Search code examples
c#regexstringdelimitermultiline

How to create parametrized regex (by terms of C#) which matches strings delimited by custom multicharacter delimiter?


So, I want to find strings in a text. The text can contain multiple lines. The strings can be delimited by custom delimiters - this should be parameterized. There can be multiple strings in the text, even in one line. For example: if the delimiter is (three double quatation marks): """ then in this text:

lorem ipsum """findthis""" "but not this" 'nor this' """anotherstringtofind"""

""blabla"" """yet another""""""text to find"""

It should find: findthis, anotherstringtofind, yet another, text to find. (Notice, that the delimiters are not present in the matched strings, although I can remove them using C#, if needed.)

I can do a similar thing, just for one character delimiters: with regex: "[{0}](([^{0}])*)[{0}]"

Like this:

public static MatchCollection FindString(this string input, char delimeter, RegexOptions regexOptions = RegexOptions.Multiline)
{
    var regexString = string.Format("[{0}](([^{0}])*)[{0}]", delimeter);
    var rx = new Regex(regexString, regexOptions);

    MatchCollection matches = rx.Matches(input);

    return matches;
}

I guess, the solution would use look-ahead operators, but I could not figure out how to combine it with something, which has similar effect like [^] in case of single characters. Is it even possible to "negate" a whole sequence of characters (to not put them into the matches)?

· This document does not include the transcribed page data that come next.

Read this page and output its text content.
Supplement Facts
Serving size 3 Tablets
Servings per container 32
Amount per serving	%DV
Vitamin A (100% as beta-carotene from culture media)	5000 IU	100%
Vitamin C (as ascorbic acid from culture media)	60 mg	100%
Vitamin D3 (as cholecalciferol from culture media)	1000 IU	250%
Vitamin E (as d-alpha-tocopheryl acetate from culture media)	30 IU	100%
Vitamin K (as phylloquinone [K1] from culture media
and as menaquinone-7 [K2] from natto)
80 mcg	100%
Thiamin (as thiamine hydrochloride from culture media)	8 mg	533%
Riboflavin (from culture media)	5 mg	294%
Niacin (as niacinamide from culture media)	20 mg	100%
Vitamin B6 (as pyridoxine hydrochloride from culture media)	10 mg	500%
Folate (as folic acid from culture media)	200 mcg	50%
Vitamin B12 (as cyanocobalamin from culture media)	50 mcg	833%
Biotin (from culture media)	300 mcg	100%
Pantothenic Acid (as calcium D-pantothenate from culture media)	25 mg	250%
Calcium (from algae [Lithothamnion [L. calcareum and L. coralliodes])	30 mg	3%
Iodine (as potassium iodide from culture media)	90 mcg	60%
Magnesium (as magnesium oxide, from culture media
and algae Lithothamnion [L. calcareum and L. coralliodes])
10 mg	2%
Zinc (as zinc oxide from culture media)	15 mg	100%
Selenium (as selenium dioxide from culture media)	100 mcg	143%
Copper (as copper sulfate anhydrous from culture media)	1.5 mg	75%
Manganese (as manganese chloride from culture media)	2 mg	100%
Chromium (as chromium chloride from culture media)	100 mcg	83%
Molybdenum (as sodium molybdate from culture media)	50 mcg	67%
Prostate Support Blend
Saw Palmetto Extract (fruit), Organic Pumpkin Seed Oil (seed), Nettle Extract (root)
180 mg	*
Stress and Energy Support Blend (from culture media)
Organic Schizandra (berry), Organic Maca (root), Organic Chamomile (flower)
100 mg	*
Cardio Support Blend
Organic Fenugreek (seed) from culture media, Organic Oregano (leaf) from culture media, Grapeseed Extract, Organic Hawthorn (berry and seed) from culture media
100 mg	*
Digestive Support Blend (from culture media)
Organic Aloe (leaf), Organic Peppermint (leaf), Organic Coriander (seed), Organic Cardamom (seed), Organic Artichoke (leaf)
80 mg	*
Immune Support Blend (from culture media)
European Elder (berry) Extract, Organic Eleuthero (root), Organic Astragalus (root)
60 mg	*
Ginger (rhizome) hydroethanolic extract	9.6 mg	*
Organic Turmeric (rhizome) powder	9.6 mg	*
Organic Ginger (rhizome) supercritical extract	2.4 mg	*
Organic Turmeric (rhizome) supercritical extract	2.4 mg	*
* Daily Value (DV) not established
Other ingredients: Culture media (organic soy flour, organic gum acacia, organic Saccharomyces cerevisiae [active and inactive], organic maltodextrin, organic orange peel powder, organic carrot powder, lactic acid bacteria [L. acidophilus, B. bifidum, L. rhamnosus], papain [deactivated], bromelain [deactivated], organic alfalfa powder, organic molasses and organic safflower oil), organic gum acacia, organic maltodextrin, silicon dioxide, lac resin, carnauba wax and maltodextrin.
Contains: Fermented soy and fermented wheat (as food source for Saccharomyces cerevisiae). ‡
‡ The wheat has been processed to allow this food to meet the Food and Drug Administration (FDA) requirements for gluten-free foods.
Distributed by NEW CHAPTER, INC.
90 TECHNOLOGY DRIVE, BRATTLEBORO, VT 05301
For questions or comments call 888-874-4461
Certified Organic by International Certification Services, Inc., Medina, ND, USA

I think this question is similar, but I'm not familiar with Python.

Some clarification: My expectation is to use each and delimiter pair exactly once. So, e.g. this pass should pass:

            var inputText = "??abc?? ??def?? ??xyz??";

            var matches = inputText.FindString("??", RegexOptions.Singleline);

            Assert.Equal(3, matches.Count);

Is it possible to solve this in C# using regex? Thank you in advance!


Solution

  • You can use lazy quantifier instead of negated character class. In you example with """ it should lead to regex like """(.*?)"""

    Also, notice that your current attempt incorrectly uses character classes for delimiters, as ["""] is equivalent to ["], and in turn to simple ". Use your delimiter as is, without any additional wrappers.

    But don't forget to escape your delimiter before use in regex. So, that if you have delimiter like [] in regex it should be \[\].

    Your method would look like this:

    public static MatchCollection FindString(string input, string delimiter, RegexOptions regexOptions = RegexOptions.Multiline)
    {
        string pattern = string.Format("{0}(.*?){0}", Regex.Escape(delimiter));
        var rx = new Regex(pattern, regexOptions);
        return rx.Matches(input);
    }
    

    Is it even possible to "negate" a whole sequence of characters

    Yes, it is possible: (?:(?!foo).)+ can be used to match something like this. Or for your example """(?:(?!""").)*""". But it would be way worse performance-wise comparing to simple lazy quantifier.